The influence of proximity induced ferromagnetism, superconductivity and Fermi-velocity on evolution of Berry phase in Bi$_{2}$Se$_{3}$ topological insulator

Bi$_{2}$Se$_{3}$ is a well-known 3D-topological insulators (TI) with a non-trivial Berry phase of (2n$+$1) $\pi $ attributed to the topology of the band structure. The Berry phase shows non-topological deviations from (2n$+$1) $\pi $ in presence of a perturbation that destroys time reversal symmetry and gives rise to a quantum system with massive Dirac fermions and finite band gap. Such a band gap opening is achieved on account of the exchange field of a ferromagnet or the intrinsic energy gap of a superconductor that influences the topological insulator surface states by virtue of the proximity effect.
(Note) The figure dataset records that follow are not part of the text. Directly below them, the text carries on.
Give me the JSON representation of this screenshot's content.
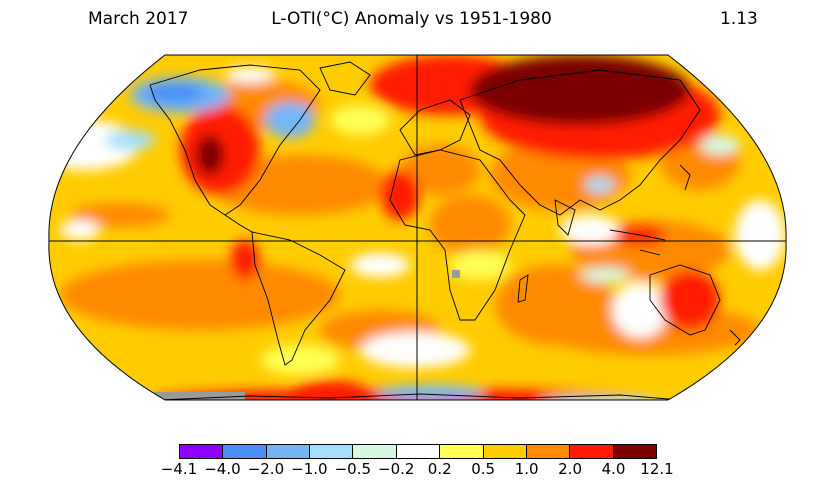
{
  "header": {
    "date": "March 2017",
    "title": "L-OTI(°C) Anomaly vs 1951-1980",
    "global_mean": "1.13"
  },
  "legend": {
    "ticks": [
      "−4.1",
      "−4.0",
      "−2.0",
      "−1.0",
      "−0.5",
      "−0.2",
      "0.2",
      "0.5",
      "1.0",
      "2.0",
      "4.0",
      "12.1"
    ],
    "colors": [
      "#8f00ff",
      "#4a8ff5",
      "#72b6f8",
      "#a2e0f8",
      "#d6f8e0",
      "#ffffff",
      "#ffff55",
      "#ffcc00",
      "#ff8a00",
      "#ff1a00",
      "#7a0000"
    ]
  },
  "map": {
    "projection": "robinson",
    "background_anomaly_color": "#ffcc00",
    "missing_data_color": "#9a9a9a",
    "gridlines": [
      "equator",
      "prime-meridian"
    ]
  }
}
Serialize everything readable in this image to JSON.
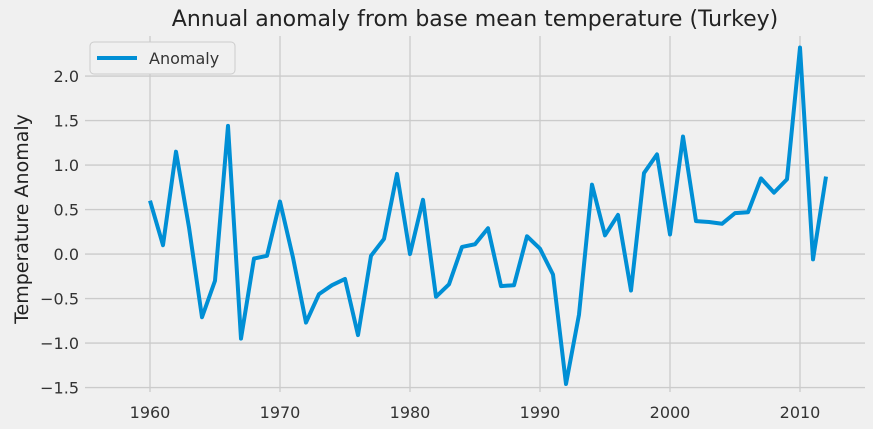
{
  "chart_data": {
    "type": "line",
    "title": "Annual anomaly from base mean temperature (Turkey)",
    "xlabel": "",
    "ylabel": "Temperature Anomaly",
    "xlim": [
      1955,
      2015
    ],
    "ylim": [
      -1.55,
      2.45
    ],
    "xticks": [
      1960,
      1970,
      1980,
      1990,
      2000,
      2010
    ],
    "yticks": [
      -1.5,
      -1.0,
      -0.5,
      0.0,
      0.5,
      1.0,
      1.5,
      2.0
    ],
    "grid": true,
    "legend_position": "top-left",
    "series": [
      {
        "name": "Anomaly",
        "color": "#008fd5",
        "x": [
          1960,
          1961,
          1962,
          1963,
          1964,
          1965,
          1966,
          1967,
          1968,
          1969,
          1970,
          1971,
          1972,
          1973,
          1974,
          1975,
          1976,
          1977,
          1978,
          1979,
          1980,
          1981,
          1982,
          1983,
          1984,
          1985,
          1986,
          1987,
          1988,
          1989,
          1990,
          1991,
          1992,
          1993,
          1994,
          1995,
          1996,
          1997,
          1998,
          1999,
          2000,
          2001,
          2002,
          2003,
          2004,
          2005,
          2006,
          2007,
          2008,
          2009,
          2010,
          2011,
          2012
        ],
        "values": [
          0.6,
          0.1,
          1.15,
          0.3,
          -0.71,
          -0.3,
          1.44,
          -0.95,
          -0.05,
          -0.02,
          0.59,
          -0.04,
          -0.77,
          -0.45,
          -0.35,
          -0.28,
          -0.91,
          -0.02,
          0.17,
          0.9,
          0.0,
          0.61,
          -0.48,
          -0.34,
          0.08,
          0.11,
          0.29,
          -0.36,
          -0.35,
          0.2,
          0.06,
          -0.23,
          -1.46,
          -0.68,
          0.78,
          0.21,
          0.44,
          -0.41,
          0.91,
          1.12,
          0.22,
          1.32,
          0.37,
          0.36,
          0.34,
          0.46,
          0.47,
          0.85,
          0.69,
          0.84,
          2.32,
          -0.06,
          0.87
        ]
      }
    ]
  }
}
The Berry phase of such gapped systems with massive Dirac fermions is considered. Additionally, it is shown that the Berry phase for such a system also depends on the Fermi-velocity of the surface states which can be tuned as a function of the TI film thickness. The role of higher order warping terms in the surface state Hamiltonian which influences deviations to the Berry phase is evaluated. Finally, a connection between Berry phase and circular dichroism is examined through explicit calculation of the optical matrix elements.